Ab Juni 1944 erreichten monatlich Transporte mit jüdischen Häftlingen das Lager. Hinzu kamen immer wieder kleinere nichtjüdische Häftlingsgruppen aus dem KZ Sachsenhausen. Die höchste so genannte Belegung erreichte das KZ mit etwa 4.350 Häftlingen in 18 KZ-Baracken im Spätherbst 1944.[2]

Arbeitskommandos

Größtes Arbeitskommando war das Kommando „Unterkünfte Ullersdorf“, wo etwa 1000 Häftlinge einen Kasernenkomplex aus Baracken und festen Gebäuden zu errichten hatten. Auf dem SS-Bauhof zwischen Bahnhof und Häftlingslager waren ca. 500 Häftlinge in Magazinen, Büros, Werkstätten, Lagern und Handwerkertrupps eingesetzt. Berüchtigt war das Kommando „Gleisbau Reckmann“ einer privaten Cottbuser Firma, die zugleich im Frühjahr 1944 das Gleis Nr. 3 an der Rampe im Vernichtungslager Auschwitz-Birkenau verlegt hatte und um Jamlitz Straßen- und Gleisbau für die Waffen-SS betrieb. Es bestanden auch Kommandos „Holzfäller“, „Sägewerk“, „Bahnhof“, „Straßen- und Bunkerbau“.

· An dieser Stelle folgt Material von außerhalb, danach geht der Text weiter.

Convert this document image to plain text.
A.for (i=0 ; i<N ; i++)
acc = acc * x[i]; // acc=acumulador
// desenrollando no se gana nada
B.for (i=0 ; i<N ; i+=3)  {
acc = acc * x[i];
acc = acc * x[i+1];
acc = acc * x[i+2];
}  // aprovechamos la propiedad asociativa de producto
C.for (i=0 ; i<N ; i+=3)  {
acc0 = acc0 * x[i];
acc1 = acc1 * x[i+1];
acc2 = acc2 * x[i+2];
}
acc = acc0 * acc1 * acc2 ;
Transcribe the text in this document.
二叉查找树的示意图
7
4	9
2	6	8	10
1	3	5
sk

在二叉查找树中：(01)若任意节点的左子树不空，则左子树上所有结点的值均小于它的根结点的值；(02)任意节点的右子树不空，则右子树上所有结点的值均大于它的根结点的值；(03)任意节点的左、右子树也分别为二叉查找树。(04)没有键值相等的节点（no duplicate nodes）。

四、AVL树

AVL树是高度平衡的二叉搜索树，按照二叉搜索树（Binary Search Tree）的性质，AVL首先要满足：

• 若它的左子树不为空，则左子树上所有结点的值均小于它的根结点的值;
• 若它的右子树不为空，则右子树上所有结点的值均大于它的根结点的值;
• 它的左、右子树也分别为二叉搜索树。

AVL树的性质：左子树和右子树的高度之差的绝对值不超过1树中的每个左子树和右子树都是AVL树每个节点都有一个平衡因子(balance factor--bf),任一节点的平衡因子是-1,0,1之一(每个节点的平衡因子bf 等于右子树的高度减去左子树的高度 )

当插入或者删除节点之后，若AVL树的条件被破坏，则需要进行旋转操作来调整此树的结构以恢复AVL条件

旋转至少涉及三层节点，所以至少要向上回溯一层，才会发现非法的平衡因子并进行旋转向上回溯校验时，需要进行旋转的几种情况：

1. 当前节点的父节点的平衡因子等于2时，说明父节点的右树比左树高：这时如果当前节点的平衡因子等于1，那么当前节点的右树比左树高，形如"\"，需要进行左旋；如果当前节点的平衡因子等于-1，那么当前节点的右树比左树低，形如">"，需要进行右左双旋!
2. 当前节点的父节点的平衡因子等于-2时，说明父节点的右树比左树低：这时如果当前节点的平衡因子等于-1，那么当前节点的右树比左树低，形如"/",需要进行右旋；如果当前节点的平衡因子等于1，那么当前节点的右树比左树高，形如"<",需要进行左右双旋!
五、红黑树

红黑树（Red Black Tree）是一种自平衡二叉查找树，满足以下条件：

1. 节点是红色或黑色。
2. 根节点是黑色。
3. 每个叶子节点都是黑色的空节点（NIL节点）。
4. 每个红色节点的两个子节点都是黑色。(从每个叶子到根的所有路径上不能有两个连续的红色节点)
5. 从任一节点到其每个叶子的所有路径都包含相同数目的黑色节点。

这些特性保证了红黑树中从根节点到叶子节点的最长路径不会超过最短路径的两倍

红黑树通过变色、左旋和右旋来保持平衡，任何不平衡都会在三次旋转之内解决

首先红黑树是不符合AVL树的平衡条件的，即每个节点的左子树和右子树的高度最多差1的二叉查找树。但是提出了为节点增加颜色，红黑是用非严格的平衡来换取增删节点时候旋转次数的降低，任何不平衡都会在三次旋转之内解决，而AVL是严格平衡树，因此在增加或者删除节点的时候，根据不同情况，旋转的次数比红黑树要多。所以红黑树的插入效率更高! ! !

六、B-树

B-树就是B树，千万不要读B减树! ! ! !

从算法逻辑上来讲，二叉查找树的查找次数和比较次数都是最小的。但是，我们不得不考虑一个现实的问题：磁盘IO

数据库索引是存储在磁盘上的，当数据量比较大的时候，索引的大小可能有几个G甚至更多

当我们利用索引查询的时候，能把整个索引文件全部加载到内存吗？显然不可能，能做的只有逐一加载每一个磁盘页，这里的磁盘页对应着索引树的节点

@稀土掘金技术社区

Die politischen Häftlinge Otto Kriesche, ein sudetendeutscher Redakteur, und Herbert Simon aus Bremen waren zeitweise Lagerältester bzw. Arbeitseinsatzschreiber.[2] Weitere bekannte Häftlinge waren der Rabbiner Hugo Gabriel Gryn, Rudy Herz, der Arzt Hans Salomon Landshut, der Kaufmann und Kommunalpolitiker Peter Lütsches, der spätere Schriftsteller Gunther R. Lys und der Novemberrevolutionär Hermann Stickelmann.

Opferzahlen

Mit Öffnung Moskauer Archive wurden der Forschung Dokumente zugänglich, die auf die Opferzahlen schließen lassen. Veränderungsmeldungen und Transportlisten nennen Namen, Herkunft, Berufe und Geburtsdaten. Demnach waren die meisten Häftlinge ungarische, polnische und deutsche Juden. Daneben fanden sich auch sowjetische Kriegsgefangene. Bis zu 10.000 Häftlinge gingen durch das Lager.

Jeden Tag starben rund 30 KZ-Insassen an Krankheitsfolgen und Unterernährung. Insgesamt 4000 entkräftete Häftlinge sind ab Sommer 1944 zur Vernichtung ins KZ Auschwitz-Birkenau gebracht worden.[2]

SS-Täter

Lagerleiter Wilhelm Kersten auf einer Tafel der Gedenkstätte Jamlitz

Lagerleiter war Wilhelm Kersten (SS-Hauptscharführer). Das SS-Wirtschafts- und Verwaltungshauptamt (WVHA) stellte die Lager-SS, die „Zentralbauleitung der Waffen-SS und Polizei Kurmark“ das technische Personal für die Bauvorhaben.

Standortkommandant für den SS-Truppenübungsplatz Kurmark war Standartenführer Alexander Fick. Den Bauhof leitete Obersturmführer Heinrich Köhlinger.[3]

Todesmarsch

Einer der berüchtigten Todesmärsche von KZ-Häftlingen ging im Februar 1945 von hier in Richtung Oranienburg (KZ Sachsenhausen) und dauerte acht Tage. Der Marsch wurde durch Goyatz, Kuschkow, Teupitz, Zossen, Ludwigsfelde, Potsdam und Falkensee geleitet, wo unterwegs entweder auf freiem Feld, in Scheunen, Ställen oder in verlassenen Lagern und Kasernengebäuden übernachtet wurde.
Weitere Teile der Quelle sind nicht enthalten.